How long did it take to research and write your book? Interviewing such a large number of people must have been very challenging, not to mention searching for published articles and archive materials and comparing all the (often conflicting) information.
You could say, I’ve been researching the book since I was a kid. I’ve been reading, buying, and listening to 2 Tone all my life. I spoke to near a 100 people. That was fantastic. I also tried to read all the press ever written about 2 Tone. There’s a lot!
The conflicting stories are wonderful for narrative. They paint a more realistic version of the past. I present multiple versions of the same event and allow the reader to make their own decisions. I try to be non-judgemental.
Overcoming ethnic tensions was an objective for 2 Tone, and not the observation of a fact. Especially in the parts of your book that concern the Selecter, the difficulty of being together between whites, blacks of Caribbean origin and blacks of African descent is underlined. Pauline Black goes so far as to define a certain way of seeing anti-racism as a ‘middle class utopia’, and further declares: ‘You can’t just say, “People should get on. Black and white unite.” Yeah, how? We were saying, “Look, we’re finding it difficult. But we’re doing it.” We weren’t presenting ourselves as a perfect example of harmony. We were putting ourselves forward as a political statement. We’re trying, why can’t you?’
With the exception of the Beat and Madness, the first wave of 2 Tone bands had to face class, gender, race and education differences. It makes 2 Tone the tense, exciting, brilliant movement it was. These struggles on stage and backstage defined the experience for the musicians.
But for fans, the message was simpler and more about listening to great records, dancing to great music, and addressing the social and political expressed within the songwriting.
Too Much Too Young attempts to bridge both worlds i.e. front of stage and backstage and say, this is the real story of 2 Tone. It’s probably an easier read for fans than the participants!
I also found it very interesting that a platform created to fight racism has been used to wage other battles, beyond the intentions of its original creators. Among these battles, there is above all the fight against sexism, desired by some artists but also by women who worked behind the scenes, for example in the 2 Tone office.
Sexism was across 2 Tone. You feel it in many of Jerry Dammers’ lyrics; Little Bitch for example. And some say, Too Much Too Young.
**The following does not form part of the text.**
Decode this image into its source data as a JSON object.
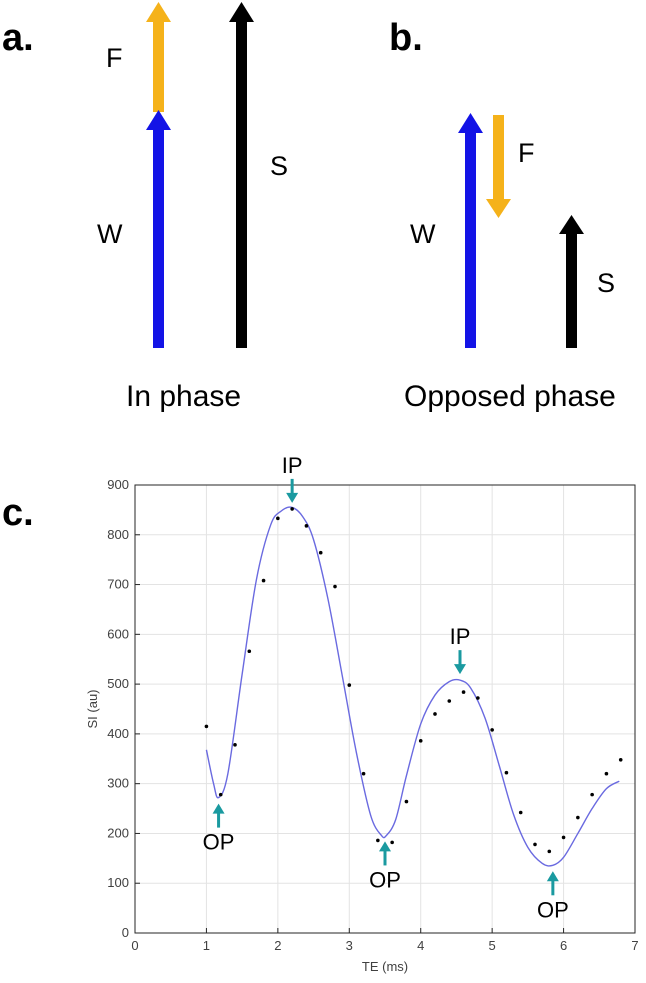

But that changes with the release of The Boiler which directly confronted male violence and rape.
This points to The Bodysnatchers, Pauline Black and Juliet in the 2 Tone office (and Selecter’s manager). They were vocal about women’s equity in society. But it’s difficult to gauge how successful that was. Beyond, the obvious: women as role models and doing what few women had done before in rock history.
Again, behind the scenes, all the women of 2 Tone talk about daily struggles, which I felt was important to write about.
Your book has a very modern approach. In the years in which the events took place, little attention was given to mental health, yet in Too Much Too Young there is a lot of talk about depression, burnout, and symptoms of disorders and undiagnosed neurodivergence are described.
I heard Terry Hall’s Well Fancy That as a young teenager. It told me about sexual abuse and grooming. The history was in plain sight. Likewise, Jerry talked about having a breakdown in the press in 1980 and again during the making of In the Studio.
Whether writing about it is a modern approach, I couldn’t say. It was a facet of 2 Tone. It made sense of the story, and therefore had to be told.
You have already given many interviews and made many lectures of your book. Is there any question you’d like answered but no one has asked you yet?
I enjoy talking about the process of writing and researching. But if no one asks about that I guess it’s because no one’s interested!